During 2018 Q4 earnings call, the core message from Mark Zuckerberg aside from security was about focus on messaging and commerce and shopping on Instagram. However, there is big uncertainty about how much time it will take before it starts to be a significant revenue contributor.

“In Instagram, one of the areas I’m most excited about this year is commerce and shopping. There’s a lot of natural activity happening here, and this year I expect us to deliver some qualitatively new experiences around that.”

—Mark Zuckerberg, CEO of Facebook, Q4 2018 Earnings Call

Even if you are an optimist, things are probably not going to change in 2019. That is also a message from Facebook’s CFO David Wehner, who said it quite clearly during the company’s Q4 earnings call.

“We also expect that our revenue growth rates will continue to decelerate sequentially throughout 2019 on a constant currency basis.”

—David Wehner, CFO of Facebook, Q4 2018 Earnings Call

How Does Facebook Spend Money?

To make money, you have to spend money and Facebook is spending significantly more than last year. Total expenses increased by +51% (+$10.4bn). Two main reasons behind this growth are massive investments in data centers, technical infrastructure and enormous growth in the number of employees.

How much money and on what is Facebook spending

(in billions $) 2016 2017 2018 2018 % Growth
Cost of revenue -3.8 -5.5 -9.4 +72%
R&D expense -5.9 -7.8 -10.3 +32%
Marketing and sales expense -3.8 -4.7 -7.8 +66%
General and admin. expense -1.7 -2.5 -3.5 +37%
Total Expenses -15.2 -20.5 -30.9 +51%
  • Cost of revenues is an item with the highest annual growth and its increase was driven mainly by an increase in operating expenses related to data centers, technical infrastructure and higher costs associated with partnership agreements (traffic acquisition and content acquisition costs)

  • Other expense items were growing mainly thanks to share-based compensation and growth in headcount.
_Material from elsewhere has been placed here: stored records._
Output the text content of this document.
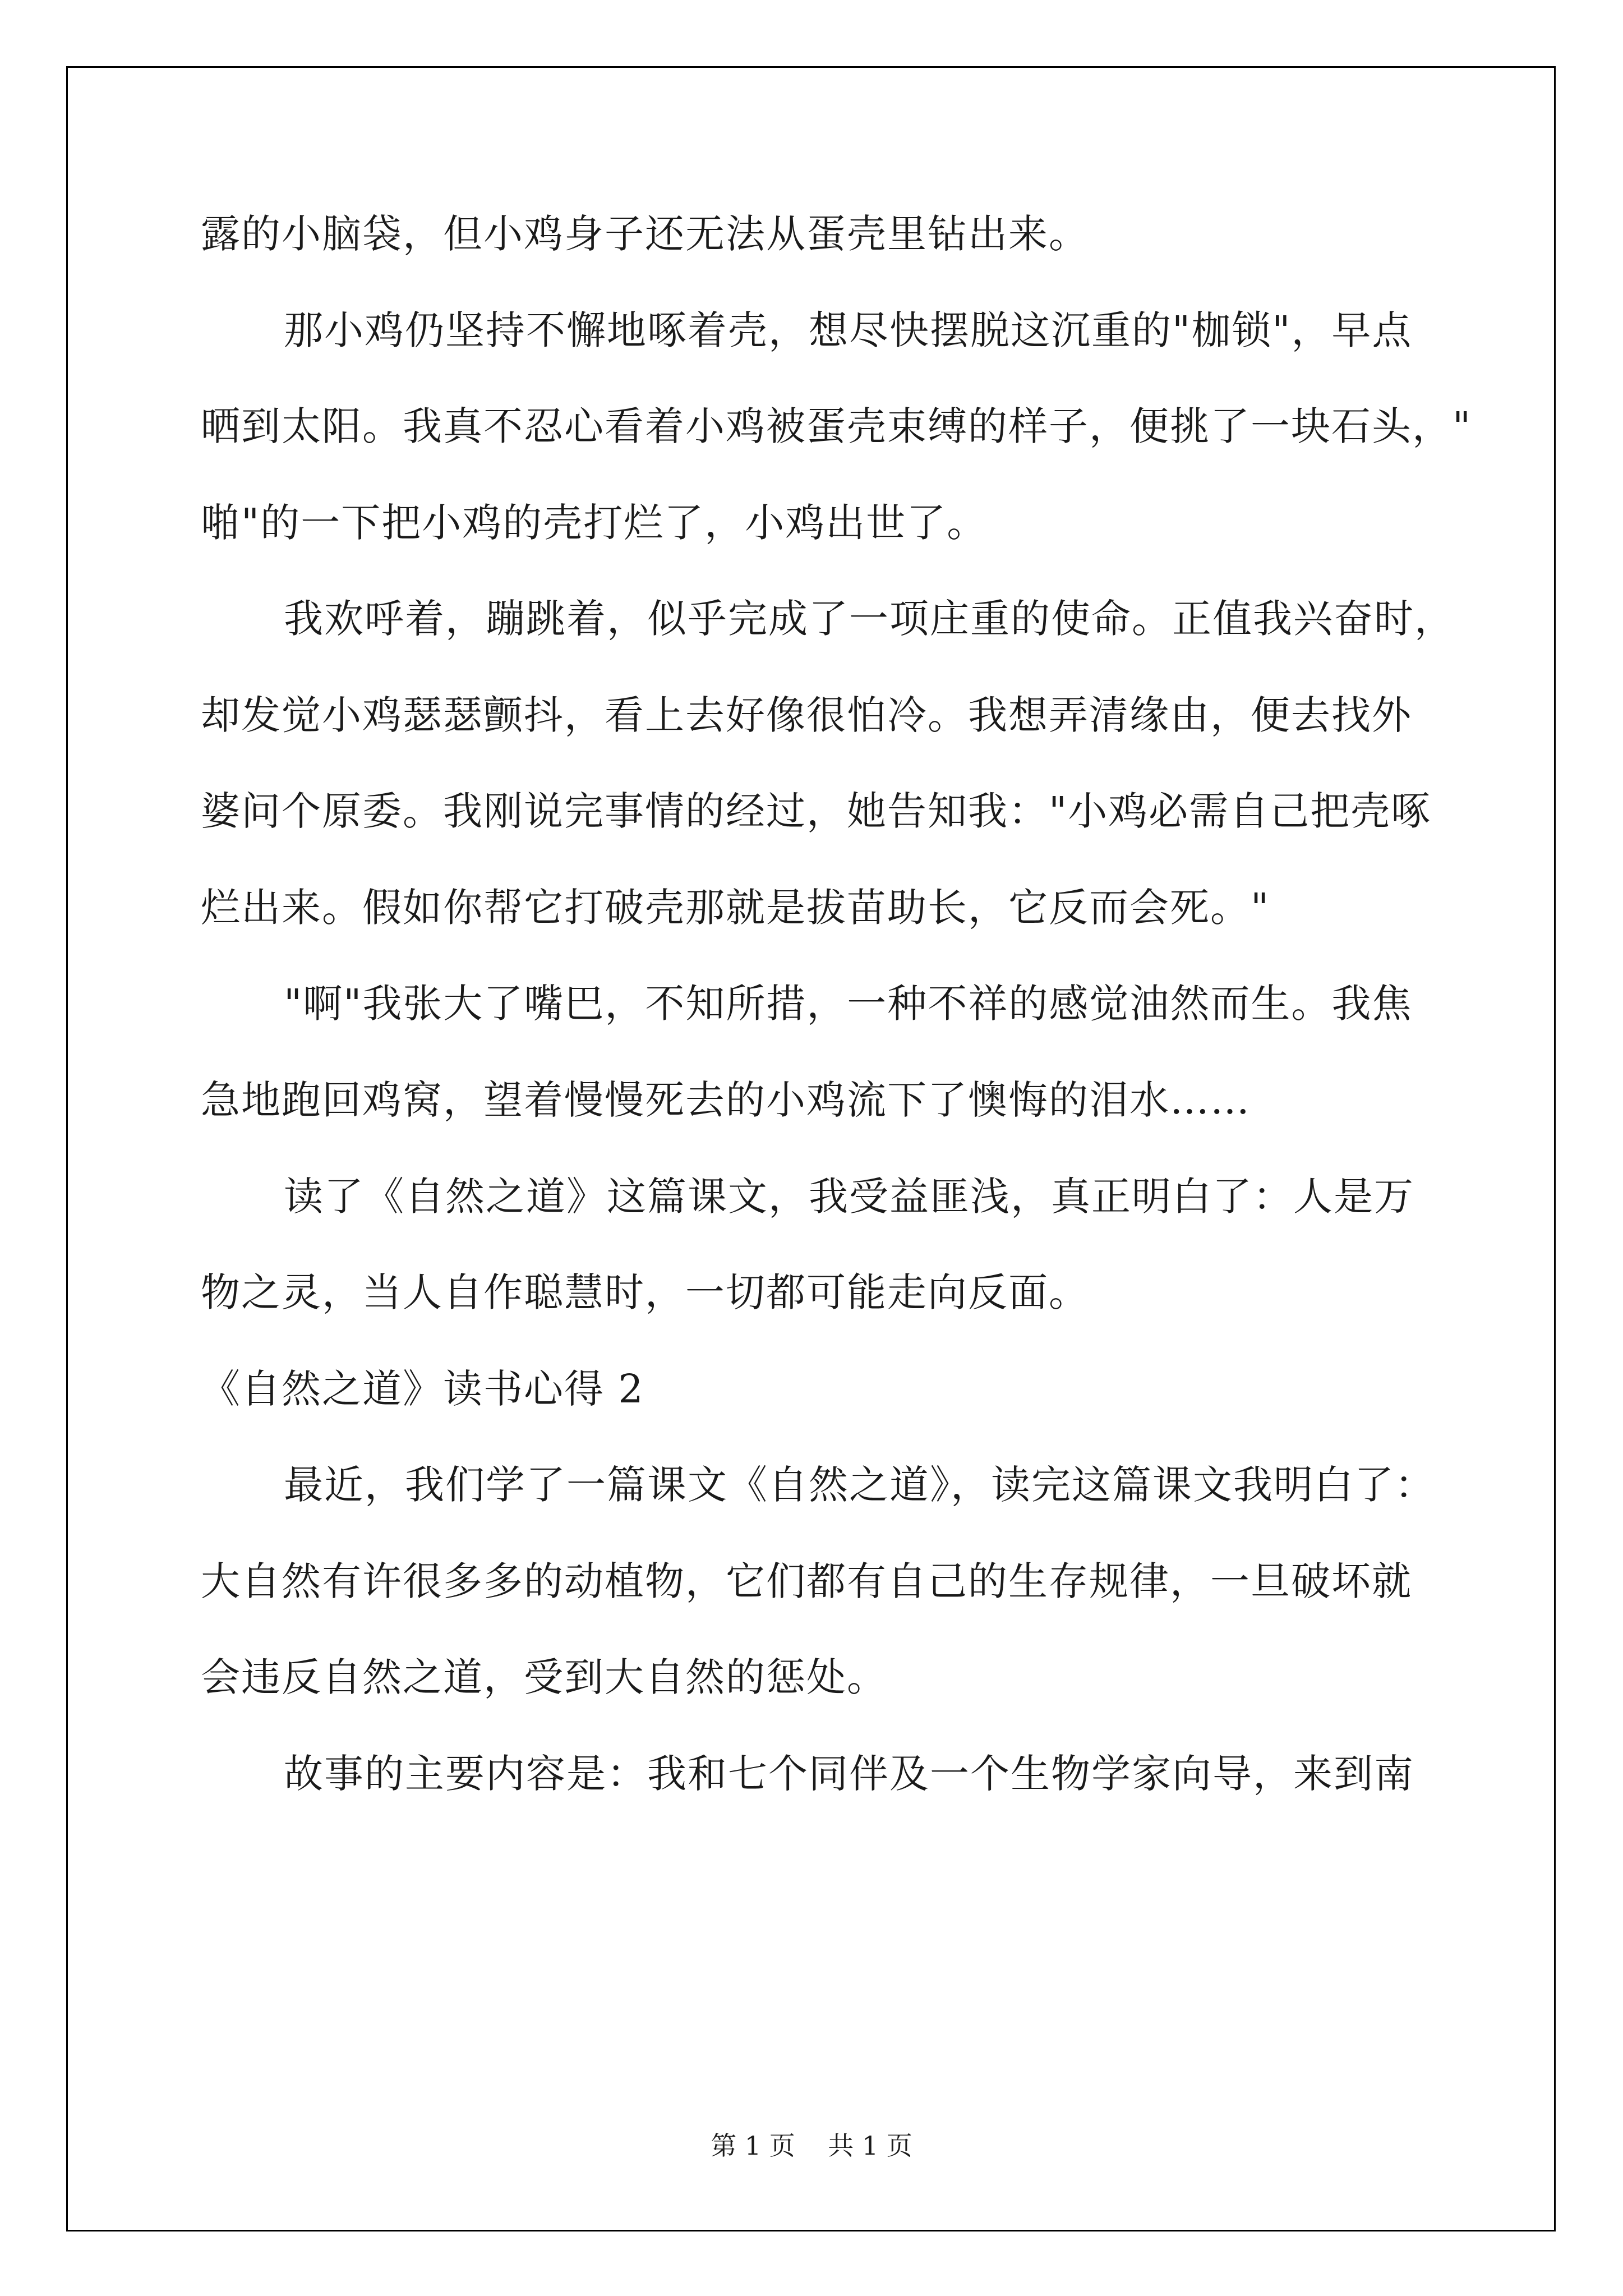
露的小脑袋，但小鸡身子还无法从蛋壳里钻出来。
那小鸡仍坚持不懈地啄着壳，想尽快摆脱这沉重的"枷锁"，早点
晒到太阳。我真不忍心看着小鸡被蛋壳束缚的样子，便挑了一块石头，"
啪"的一下把小鸡的壳打烂了，小鸡出世了。
我欢呼着，蹦跳着，似乎完成了一项庄重的使命。正值我兴奋时，
却发觉小鸡瑟瑟颤抖，看上去好像很怕冷。我想弄清缘由，便去找外
婆问个原委。我刚说完事情的经过，她告知我："小鸡必需自己把壳啄
烂出来。假如你帮它打破壳那就是拔苗助长，它反而会死。"
"啊"我张大了嘴巴，不知所措，一种不祥的感觉油然而生。我焦
急地跑回鸡窝，望着慢慢死去的小鸡流下了懊悔的泪水……
读了《自然之道》这篇课文，我受益匪浅，真正明白了：人是万
物之灵，当人自作聪慧时，一切都可能走向反面。
《自然之道》读书心得 2
最近，我们学了一篇课文《自然之道》，读完这篇课文我明白了：
大自然有许很多多的动植物，它们都有自己的生存规律，一旦破坏就
会违反自然之道，受到大自然的惩处。
故事的主要内容是：我和七个同伴及一个生物学家向导，来到南
第 1 页    共 1 页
This growth was in line with revenue growth except for marketing and sales expense that is growing quicker thanks to the increase in investments into marketing and community operations. Without that, the marketing expense increase would be in line with revenue growth.

How many employees does Facebook have

Headcount of Facebook grew massively. Facebook had 35,587 employees at the end of 2018. An increase of a staggering 42% in one year

  2016 2017 2018 2018 % Growth
Employees 17,048 25,105 35,587 +42%

High expense growth will continue in 2019

Facebook will continue to invest in its data centers in 2018 heavily and also continue growing its headcount. That was management guidance during the company’s Q4 earnings call.

On a full-year basis, we continue to expect 2019 total expenses will grow approximately 40-50% compared to 2018.

Our 2019 capital expenditures outlook is unchanged at $18-$20 billion, driven primarily by our continued large investment in building data centers.

–David Wehner, CFO of Facebook, Q4 2018 Earnings Call

2019 Outlook

So in 2018 Facebook showed solid financial results. However, Facebook guidance is that revenue growth will decelerate in 2019. Not only that, but the company also said that they expect its expenses to continue to grow strongly in 2019 (by 40-50%). As you can expect, revenue growth below 30% and expenses growth of 50% means none or a quite small increase in operating income.